Jika pemimpin Federal Reserve mengejutkan pasar dan tidak menaikkan suku bunga pada pertemuan bulan Juli atau mengumumkan jeda dalam siklus kenaikan suku bunga hingga akhir tahun, maka kita akan mengharapkan percepatan pertumbuhan indeks saham AS, terutama yang utama seperti NASDAQ100, DJIA, dan S&P 500.
Ini juga dapat sepenuhnya dikaitkan dengan pasar logam mulia, khususnya dinamika emas.
Harganya sangat sensitif terhadap perubahan kebijakan moneter bank sentral utama dunia.
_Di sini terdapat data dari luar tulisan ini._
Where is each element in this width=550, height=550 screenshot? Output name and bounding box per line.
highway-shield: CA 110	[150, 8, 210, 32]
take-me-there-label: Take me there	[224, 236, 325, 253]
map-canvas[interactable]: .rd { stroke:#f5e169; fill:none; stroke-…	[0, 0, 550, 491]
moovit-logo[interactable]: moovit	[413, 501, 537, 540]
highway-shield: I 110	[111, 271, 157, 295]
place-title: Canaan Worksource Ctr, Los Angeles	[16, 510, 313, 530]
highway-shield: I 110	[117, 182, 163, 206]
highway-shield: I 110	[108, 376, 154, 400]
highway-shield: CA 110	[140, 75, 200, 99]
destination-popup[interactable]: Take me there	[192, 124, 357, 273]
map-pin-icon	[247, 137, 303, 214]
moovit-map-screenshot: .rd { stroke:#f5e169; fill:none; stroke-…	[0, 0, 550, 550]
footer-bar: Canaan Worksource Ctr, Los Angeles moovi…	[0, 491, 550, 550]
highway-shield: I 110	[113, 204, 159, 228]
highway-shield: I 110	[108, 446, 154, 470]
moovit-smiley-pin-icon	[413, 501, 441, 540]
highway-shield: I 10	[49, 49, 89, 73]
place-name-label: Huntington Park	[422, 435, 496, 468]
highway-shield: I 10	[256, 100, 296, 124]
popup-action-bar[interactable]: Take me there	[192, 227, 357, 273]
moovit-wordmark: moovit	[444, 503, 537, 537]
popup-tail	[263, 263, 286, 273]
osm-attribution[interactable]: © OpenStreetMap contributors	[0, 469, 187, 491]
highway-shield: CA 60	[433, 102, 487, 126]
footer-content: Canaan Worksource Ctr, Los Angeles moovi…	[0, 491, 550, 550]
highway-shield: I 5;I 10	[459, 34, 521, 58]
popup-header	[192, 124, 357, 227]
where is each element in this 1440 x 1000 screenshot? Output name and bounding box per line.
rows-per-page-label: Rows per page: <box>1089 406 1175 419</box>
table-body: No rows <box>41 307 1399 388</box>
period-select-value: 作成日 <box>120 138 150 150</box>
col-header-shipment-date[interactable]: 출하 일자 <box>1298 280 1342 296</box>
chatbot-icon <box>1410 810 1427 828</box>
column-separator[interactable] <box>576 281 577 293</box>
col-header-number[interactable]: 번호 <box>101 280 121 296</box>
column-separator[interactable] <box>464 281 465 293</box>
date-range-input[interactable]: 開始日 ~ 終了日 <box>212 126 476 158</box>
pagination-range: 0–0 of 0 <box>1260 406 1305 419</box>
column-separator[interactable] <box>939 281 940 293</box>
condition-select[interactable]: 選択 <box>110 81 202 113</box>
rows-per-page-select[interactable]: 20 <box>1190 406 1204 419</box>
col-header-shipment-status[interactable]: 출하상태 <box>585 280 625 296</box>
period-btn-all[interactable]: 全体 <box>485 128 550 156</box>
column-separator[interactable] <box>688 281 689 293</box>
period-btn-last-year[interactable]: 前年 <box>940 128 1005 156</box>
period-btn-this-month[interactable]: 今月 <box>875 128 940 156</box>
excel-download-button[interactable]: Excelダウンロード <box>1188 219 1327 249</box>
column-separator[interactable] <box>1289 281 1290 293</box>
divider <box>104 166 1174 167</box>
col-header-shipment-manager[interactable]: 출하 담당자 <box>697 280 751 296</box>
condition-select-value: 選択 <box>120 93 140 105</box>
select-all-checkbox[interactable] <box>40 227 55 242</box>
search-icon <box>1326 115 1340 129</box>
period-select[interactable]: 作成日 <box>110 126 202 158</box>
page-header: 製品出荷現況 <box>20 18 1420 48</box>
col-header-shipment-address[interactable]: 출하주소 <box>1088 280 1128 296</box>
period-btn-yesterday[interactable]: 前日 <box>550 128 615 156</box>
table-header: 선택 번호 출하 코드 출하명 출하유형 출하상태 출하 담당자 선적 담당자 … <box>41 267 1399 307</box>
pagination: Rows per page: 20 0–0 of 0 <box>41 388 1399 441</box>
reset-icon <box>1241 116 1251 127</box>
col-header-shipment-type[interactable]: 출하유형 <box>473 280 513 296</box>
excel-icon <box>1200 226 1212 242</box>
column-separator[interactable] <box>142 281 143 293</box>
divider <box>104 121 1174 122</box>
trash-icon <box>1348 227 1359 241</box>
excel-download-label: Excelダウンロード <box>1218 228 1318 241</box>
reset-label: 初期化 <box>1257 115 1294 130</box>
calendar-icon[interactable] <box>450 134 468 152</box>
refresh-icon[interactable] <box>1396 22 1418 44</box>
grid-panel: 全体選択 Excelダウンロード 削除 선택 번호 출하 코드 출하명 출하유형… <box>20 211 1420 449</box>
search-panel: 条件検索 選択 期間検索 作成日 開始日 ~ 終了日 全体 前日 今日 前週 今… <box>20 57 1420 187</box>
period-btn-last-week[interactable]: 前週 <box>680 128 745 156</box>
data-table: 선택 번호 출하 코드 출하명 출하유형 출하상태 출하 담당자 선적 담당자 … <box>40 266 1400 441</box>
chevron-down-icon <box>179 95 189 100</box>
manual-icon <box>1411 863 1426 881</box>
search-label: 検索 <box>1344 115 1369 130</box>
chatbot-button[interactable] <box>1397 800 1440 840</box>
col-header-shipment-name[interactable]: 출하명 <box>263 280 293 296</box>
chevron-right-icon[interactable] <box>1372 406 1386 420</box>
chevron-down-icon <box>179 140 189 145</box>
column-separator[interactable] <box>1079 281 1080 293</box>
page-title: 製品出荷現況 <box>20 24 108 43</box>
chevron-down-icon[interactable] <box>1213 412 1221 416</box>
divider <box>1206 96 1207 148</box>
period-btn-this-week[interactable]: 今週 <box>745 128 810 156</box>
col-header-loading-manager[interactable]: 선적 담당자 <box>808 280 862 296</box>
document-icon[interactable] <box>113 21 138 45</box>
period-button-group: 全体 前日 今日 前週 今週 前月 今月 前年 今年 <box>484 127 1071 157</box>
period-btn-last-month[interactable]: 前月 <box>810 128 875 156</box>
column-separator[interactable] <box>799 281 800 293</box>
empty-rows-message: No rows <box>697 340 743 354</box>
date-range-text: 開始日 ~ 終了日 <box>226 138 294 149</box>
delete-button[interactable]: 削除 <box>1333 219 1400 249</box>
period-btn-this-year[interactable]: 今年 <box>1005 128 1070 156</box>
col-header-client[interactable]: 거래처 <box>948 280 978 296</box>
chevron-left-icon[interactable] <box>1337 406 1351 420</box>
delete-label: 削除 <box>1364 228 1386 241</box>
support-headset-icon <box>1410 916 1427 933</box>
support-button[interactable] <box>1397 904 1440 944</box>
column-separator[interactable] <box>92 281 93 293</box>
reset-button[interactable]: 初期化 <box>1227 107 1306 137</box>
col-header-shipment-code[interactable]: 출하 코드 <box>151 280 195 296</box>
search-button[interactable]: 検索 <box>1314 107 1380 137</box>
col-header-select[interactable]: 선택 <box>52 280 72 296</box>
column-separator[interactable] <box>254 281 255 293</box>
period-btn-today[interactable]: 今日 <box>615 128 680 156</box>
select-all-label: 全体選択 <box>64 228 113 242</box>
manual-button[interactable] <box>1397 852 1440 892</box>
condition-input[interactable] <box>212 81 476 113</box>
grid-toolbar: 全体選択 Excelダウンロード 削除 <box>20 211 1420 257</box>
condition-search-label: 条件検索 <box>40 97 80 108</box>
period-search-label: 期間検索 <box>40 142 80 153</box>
Kebijakan moneter yang lebih longgar oleh bank sentral global, terutama Federal Reserve, berkontribusi terhadap kenaikan harga logam: karena imbal hasil obligasi AS menurun dengan penurunan suku bunga, suku bunga riil juga turun.
Selain itu, Federal Reserve mungkin tidak hanya meninggalkan kebijakan pengetatannya, tetapi juga menyuntikkan hampir $500 miliar ke dalam sistem keuangan untuk menutupi kerugian bank yang belum direalisasi selama krisis perbankan pada bulan Maret tahun ini, yang merupakan bentuk pelonggaran kuantitatif.
Ingatlah bahwa pada 20 Maret 2023, harga emas mencapai level tertinggi satu tahun, melampaui $2010,00 per troy ounce, dan pada akhir April, harga kembali mendekati rekor tertinggi $2070,00, yang dicapai pada Maret 2022.
Ekonom percaya bahwa ketidakpastian geopolitik yang masih tinggi, inflasi yang masih relatif tinggi, dan potensi masalah pertumbuhan ekonomi akan mendukung permintaan aset safe-haven, termasuk emas. Terobosan lain di atas level psikologis $2.000 per ons dapat memicu gelombang panik pembelian emas lainnya.
Skenario alternatif, yang saat ini lebih kecil kemungkinannya, akan dikaitkan dengan penembusan support di sekitar level $1.900 dan penurunan ke kisaran yang diamati sebelumnya di dekat $1.800 per ons.